Sure enough, all three networks nixed their specials before completion, including one apparently involving a Pulitzer-winning New York Times reporter, according to Wardle. He declined to identify the networks, as he was told “in confidence,” but at least one of the projects is public knowledge: A Newsday story from 1997 says “production started on a documentary about their lives, but it was never completed.”
That turn of events aligns with Wright’s summation of Louise Wise: It was run by “powerful people” from New York’s upper crust who were capable of steering the media off their trail, as they did by sealing the study’s results. After a protracted effort, the brothers have since been granted access to a heavily redacted photocopy that Wardle said is “hard to make sense of.” It’s done little to ameliorate the emotional obstacles they’ve faced since ascertaining the truth behind their predicament.
Of course, Louise Wise isn’t the only entity that has raised suspicions. The Jewish Board apparently declined to participate in “Three Identical Strangers,” interacting with Wardle and his team only through a crisis-management PR firm. Since the film premiered to rave reactions at Sundance in January, Wardle said the brothers received a conciliatory letter from Jewish Board leaders saying they “had the pleasure of watching your documentary” in the “comfort[s]” of their own homes.
How anyone from the organization received a private screener of “Strangers” remains unclear. Wardle said he didn’t even have a screener at the time.
When asked to comment on these specifics, a representative for the Jewish Board sent HuffPost the following statement: “We do not endorse the Neubauer study, and we deeply regret that it took place. We recognize the great courage of the individuals who participated in the film, and we are appreciative that this film has created an opportunity for a public discourse about the study.”

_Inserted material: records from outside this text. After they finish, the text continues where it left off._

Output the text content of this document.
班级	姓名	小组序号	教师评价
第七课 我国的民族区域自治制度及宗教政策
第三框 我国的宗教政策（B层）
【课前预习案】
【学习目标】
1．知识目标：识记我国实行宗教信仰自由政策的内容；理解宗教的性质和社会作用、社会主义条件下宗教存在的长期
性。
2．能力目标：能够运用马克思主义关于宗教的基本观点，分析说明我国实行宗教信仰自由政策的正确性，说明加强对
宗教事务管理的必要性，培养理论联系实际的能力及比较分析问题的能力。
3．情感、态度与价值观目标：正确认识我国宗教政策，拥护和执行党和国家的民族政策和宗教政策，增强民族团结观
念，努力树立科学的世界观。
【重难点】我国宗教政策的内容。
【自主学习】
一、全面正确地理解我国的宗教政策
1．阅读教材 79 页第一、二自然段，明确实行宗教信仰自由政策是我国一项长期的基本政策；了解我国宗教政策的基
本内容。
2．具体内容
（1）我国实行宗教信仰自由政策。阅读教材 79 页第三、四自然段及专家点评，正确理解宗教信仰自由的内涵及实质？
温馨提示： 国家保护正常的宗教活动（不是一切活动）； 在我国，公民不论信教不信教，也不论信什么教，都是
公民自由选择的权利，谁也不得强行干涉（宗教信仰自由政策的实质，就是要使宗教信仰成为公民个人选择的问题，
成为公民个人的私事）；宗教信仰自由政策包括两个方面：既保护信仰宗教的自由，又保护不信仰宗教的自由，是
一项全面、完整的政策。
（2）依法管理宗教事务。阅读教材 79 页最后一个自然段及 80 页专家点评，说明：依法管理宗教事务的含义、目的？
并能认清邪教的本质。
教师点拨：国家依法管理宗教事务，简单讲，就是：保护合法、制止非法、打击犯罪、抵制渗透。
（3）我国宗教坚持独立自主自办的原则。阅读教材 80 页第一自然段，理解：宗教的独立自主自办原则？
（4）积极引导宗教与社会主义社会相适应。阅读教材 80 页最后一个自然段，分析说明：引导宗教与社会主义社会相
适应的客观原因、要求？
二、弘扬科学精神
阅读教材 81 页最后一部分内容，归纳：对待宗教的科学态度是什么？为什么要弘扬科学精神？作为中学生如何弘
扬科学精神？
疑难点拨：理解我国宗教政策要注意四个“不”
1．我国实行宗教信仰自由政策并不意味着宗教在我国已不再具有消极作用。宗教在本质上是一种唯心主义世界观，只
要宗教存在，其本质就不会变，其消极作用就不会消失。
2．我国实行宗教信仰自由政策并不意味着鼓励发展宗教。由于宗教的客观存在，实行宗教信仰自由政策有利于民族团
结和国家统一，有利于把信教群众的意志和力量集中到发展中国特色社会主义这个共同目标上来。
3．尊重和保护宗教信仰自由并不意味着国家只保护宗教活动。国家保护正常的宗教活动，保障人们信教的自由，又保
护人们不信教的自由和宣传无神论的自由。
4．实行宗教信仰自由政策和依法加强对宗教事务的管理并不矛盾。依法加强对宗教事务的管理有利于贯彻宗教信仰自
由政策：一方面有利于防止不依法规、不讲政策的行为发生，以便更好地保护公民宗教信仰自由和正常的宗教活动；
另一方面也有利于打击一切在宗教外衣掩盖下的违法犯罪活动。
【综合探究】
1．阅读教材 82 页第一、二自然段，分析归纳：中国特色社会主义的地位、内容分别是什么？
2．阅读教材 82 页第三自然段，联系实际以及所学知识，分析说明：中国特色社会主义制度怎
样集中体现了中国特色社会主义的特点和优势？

Meanwhile, a representative for CNN Films, which co-financed the movie with the UK’s Channel 4, declined to say whether the company gave anyone from the Jewish Board private access. Neon, which is distributing the film in theaters June 29, also declined to comment on the record. The National Institute of Mental Health did not respond to our request for comment.
Furthermore, throughout the process, Wardle said, he located a few folks with ties to the study who initially agreed to talk. But when his team contacted these individuals a second time, they would “never, ever respond again,” as if they’d been silenced.

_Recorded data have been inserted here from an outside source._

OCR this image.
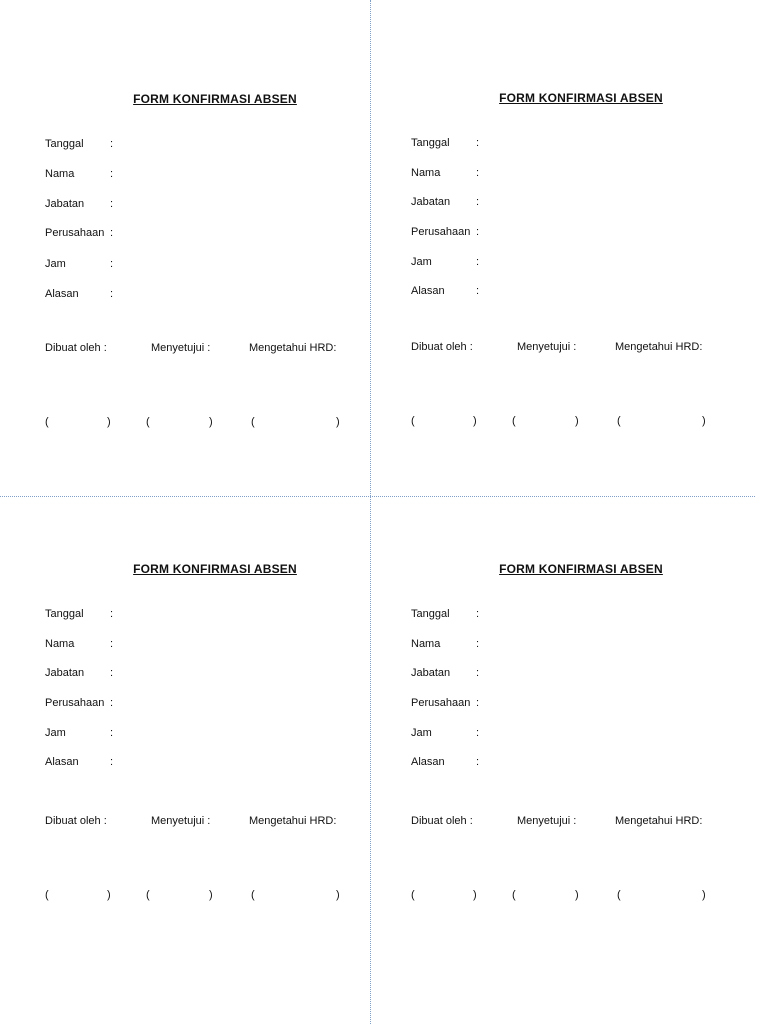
FORM KONFIRMASI ABSEN
Tanggal :
Nama	:
Jabatan :
Perusahaan :
Jam	:
Alasan	:
Dibuat oleh :	Menyetujui :	Mengetahui HRD:
(	)	(	)	(	)
FORM KONFIRMASI ABSEN
Tanggal :
Nama	:
Jabatan :
Perusahaan :
Jam	:
Alasan	:
Dibuat oleh :	Menyetujui :	Mengetahui HRD:
(	)	(	)	(	)
FORM KONFIRMASI ABSEN
Tanggal :
Nama	:
Jabatan :
Perusahaan :
Jam	:
Alasan	:
Dibuat oleh :	Menyetujui :	Mengetahui HRD:
(	)	(	)	(	)
FORM KONFIRMASI ABSEN
Tanggal :
Nama	:
Jabatan :
Perusahaan :
Jam	:
Alasan	:
Dibuat oleh :	Menyetujui :	Mengetahui HRD:
(	)	(	)	(	)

Even if a dark cloud still loiters over the backstory, “Three Identical Strangers” proves a captivating watch, both as a portrait of people who never consented to being guinea pigs and as a fair-minded examination of research meant to yield groundbreaking revelations fundamental to the essence of family psychology. (Anyone who watched “Wild Wild Country” will see shades of Ma Anand Sheela in Natasha Josefowitz, Neubauer’s articulate research assistant who appears halfway into “Strangers” and unapologetically tries to justify the study’s intentions.)
Wardle said the two living brothers, who were paid for their life rights, were emotional the first time they saw the film, which manages not to sensationalize their story for the sake of drama. ”You delivered what you said you were going to deliver,” they apparently told the director. “They were very emotional about that. And I realized they’d been let down a lot in their lives.”
Since Sundance, filmmakers have pursued rights to the tale for a dramatic feature, as if this whole saga weren’t already stranger than fiction. Maybe others will be able to piece together the minutiae that Wardle and his team have not.
For now, he said, “it is still so opaque.”